I also need a pair of trousers, but that will definitely have to wait till my next fleeting visit to Kiwiland. You need
to be built like one of those sea creatures without bones to fit into Swiss trousers. Either that or Swiss. The trousers
wedge themselves into your crotch so you walk like something’s stuck up your derriere, or they fit perfectly round the
hips but stick out at the waist, so anyone can peer down and view your knickers. I found a great pair of snugly fitted
pants the other week, but I had a bit too much chocolate-induced flab around the thighs to do up the zipper.

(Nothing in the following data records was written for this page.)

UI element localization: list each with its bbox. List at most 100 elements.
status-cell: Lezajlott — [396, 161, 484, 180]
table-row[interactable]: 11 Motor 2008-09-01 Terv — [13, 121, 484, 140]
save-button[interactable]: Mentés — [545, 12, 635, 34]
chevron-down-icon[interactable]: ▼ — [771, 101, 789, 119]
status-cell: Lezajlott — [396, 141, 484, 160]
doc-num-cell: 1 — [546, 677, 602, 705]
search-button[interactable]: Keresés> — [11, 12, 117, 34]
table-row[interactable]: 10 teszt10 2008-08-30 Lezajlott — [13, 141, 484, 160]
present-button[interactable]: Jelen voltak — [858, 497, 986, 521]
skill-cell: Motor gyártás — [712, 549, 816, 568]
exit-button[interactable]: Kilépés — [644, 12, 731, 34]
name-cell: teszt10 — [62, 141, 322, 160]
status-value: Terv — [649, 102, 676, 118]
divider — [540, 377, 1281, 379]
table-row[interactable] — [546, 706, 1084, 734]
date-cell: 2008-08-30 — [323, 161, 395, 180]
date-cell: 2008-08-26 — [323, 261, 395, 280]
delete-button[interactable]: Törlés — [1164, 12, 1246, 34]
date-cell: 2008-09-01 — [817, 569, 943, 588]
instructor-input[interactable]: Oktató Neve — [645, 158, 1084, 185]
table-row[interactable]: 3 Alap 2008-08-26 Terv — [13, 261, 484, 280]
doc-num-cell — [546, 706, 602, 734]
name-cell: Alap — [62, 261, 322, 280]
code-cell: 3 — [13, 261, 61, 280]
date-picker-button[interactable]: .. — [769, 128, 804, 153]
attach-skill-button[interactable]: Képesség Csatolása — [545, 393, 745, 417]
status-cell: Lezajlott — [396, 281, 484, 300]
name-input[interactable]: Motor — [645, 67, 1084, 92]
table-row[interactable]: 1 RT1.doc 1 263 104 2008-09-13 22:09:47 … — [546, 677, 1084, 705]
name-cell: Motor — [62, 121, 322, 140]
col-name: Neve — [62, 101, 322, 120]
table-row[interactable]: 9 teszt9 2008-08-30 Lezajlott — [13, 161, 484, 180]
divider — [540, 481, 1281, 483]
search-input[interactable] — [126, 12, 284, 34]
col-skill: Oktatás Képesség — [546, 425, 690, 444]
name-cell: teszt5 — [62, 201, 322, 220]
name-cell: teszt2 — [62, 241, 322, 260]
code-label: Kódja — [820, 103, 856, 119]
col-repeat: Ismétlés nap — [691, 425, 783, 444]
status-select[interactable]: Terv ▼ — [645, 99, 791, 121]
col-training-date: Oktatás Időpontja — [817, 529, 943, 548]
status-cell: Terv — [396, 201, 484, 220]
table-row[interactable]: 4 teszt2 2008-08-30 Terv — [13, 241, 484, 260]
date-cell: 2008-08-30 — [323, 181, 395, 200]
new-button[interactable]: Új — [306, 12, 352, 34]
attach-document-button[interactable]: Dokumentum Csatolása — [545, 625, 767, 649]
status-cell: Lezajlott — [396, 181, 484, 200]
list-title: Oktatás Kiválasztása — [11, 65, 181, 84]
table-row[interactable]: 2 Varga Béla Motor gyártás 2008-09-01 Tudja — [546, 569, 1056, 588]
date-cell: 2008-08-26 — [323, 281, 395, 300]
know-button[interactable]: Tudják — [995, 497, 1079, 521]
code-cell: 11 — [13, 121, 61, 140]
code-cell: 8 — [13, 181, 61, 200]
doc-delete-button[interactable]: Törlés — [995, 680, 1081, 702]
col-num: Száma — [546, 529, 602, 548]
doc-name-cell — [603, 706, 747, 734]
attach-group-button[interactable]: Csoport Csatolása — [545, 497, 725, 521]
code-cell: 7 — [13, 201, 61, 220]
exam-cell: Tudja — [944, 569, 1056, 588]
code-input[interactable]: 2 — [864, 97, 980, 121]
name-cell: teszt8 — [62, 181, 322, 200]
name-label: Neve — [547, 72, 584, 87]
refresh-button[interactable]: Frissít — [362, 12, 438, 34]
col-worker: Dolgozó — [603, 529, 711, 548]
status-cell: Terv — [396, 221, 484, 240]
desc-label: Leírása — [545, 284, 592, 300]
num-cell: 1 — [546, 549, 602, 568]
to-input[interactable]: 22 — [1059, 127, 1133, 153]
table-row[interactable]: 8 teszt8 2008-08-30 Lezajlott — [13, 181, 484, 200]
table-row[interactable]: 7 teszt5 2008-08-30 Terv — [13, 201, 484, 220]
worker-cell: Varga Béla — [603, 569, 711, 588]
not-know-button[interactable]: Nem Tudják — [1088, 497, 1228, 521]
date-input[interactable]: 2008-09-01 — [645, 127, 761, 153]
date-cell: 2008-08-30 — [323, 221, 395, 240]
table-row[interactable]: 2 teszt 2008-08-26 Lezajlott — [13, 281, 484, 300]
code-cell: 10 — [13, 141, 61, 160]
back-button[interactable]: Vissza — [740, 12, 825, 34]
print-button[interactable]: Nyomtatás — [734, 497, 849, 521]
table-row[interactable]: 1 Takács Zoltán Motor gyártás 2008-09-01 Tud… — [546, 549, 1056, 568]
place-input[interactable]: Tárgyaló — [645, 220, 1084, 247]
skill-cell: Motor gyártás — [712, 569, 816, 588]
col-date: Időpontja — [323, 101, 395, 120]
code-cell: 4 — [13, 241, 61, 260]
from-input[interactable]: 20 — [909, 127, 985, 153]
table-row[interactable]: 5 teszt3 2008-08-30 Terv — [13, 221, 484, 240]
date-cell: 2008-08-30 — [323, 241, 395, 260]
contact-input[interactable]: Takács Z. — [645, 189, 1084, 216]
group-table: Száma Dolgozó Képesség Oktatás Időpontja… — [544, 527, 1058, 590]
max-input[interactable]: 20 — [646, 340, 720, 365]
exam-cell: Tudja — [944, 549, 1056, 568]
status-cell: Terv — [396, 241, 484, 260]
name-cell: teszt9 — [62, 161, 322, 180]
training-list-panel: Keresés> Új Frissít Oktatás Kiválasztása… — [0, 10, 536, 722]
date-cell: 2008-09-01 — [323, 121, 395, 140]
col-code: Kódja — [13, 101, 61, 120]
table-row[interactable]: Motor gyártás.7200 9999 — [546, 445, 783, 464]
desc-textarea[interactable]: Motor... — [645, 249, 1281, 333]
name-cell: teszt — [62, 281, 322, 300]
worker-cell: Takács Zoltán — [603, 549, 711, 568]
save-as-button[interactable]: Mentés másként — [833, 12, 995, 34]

After a bit
of yanking, I finally got it up halfway, where it promptly broke and left me stuck in a changing room with the store’s
trousers welded firmly to my body. For ten minutes I huffed, puffed, pushed, pulled, sucked in my tummy, went red in the
face, prodded down flesh with one hand, yanked and tugged at the trousers with the other, hopped around from foot to
foot, and generally danced around like a panic-stricken circus act, until eventually I managed to peel the damaged
trousers from my reddened body and flee the shop. (I’m now adding that store to the ever-growing list of places I can’t
return to, such as the fantastic restaurant where a tampon escaped a bag, rolled across the length of the floor and
finally came to rest in the aisle by the door. I still don’t know if I was the culprit or one of my friends.)
And then there are my feet. They are different sizes, which presents problems from the outset. But sometimes I wonder if
I have razorblades for toes. My socks are so holy they belong in a Church. I have this unfortunate habit of buying shoes
with soles that detach within a couple of weeks. I bought some of that super-strong glue once to fix my footwear, and
promptly glued my fingers together instead. I want to buy some knee-high boots which are all the rage over here, but I
don’t know how well they’ll go down in N.Z., where such footwear was more popular on K-Road than in K-Mart when I used
to live there.
Revealing my midriff is a bit of a problem too. Take my advice: never go to an Australian beautician training school to
get your belly button pierced. Not unless you want to spend ten minutes trying to relax the shaking trainees as they try
to stick a bit of metal through your belly, only to have it fall out four weeks later and leave a scar that’s still
there three years down the track.
As for the physical act of shopping, it’s a nightmare in Geneva. No matter how often you politely ask other shoppers to
let you pass, they will blatantly refuse to make way on footpaths and aisles. A friend who had the misfortune to be
constrained to a wheelchair for a couple of weeks found this out the hard way. She had to literally stick her good leg
in the air and ram into shoppers to get them to move.
But all is not lost. I suppose I could always dye my hair purple and buy some really flamboyant gear. Make a Fashion
Statement. Set My Own Trends.
Put a Bag on My Head.
Or I could consider what really matters: that true beauty comes from within. Life would just be an awful lot easier if
the gorgeous people on the street knew that.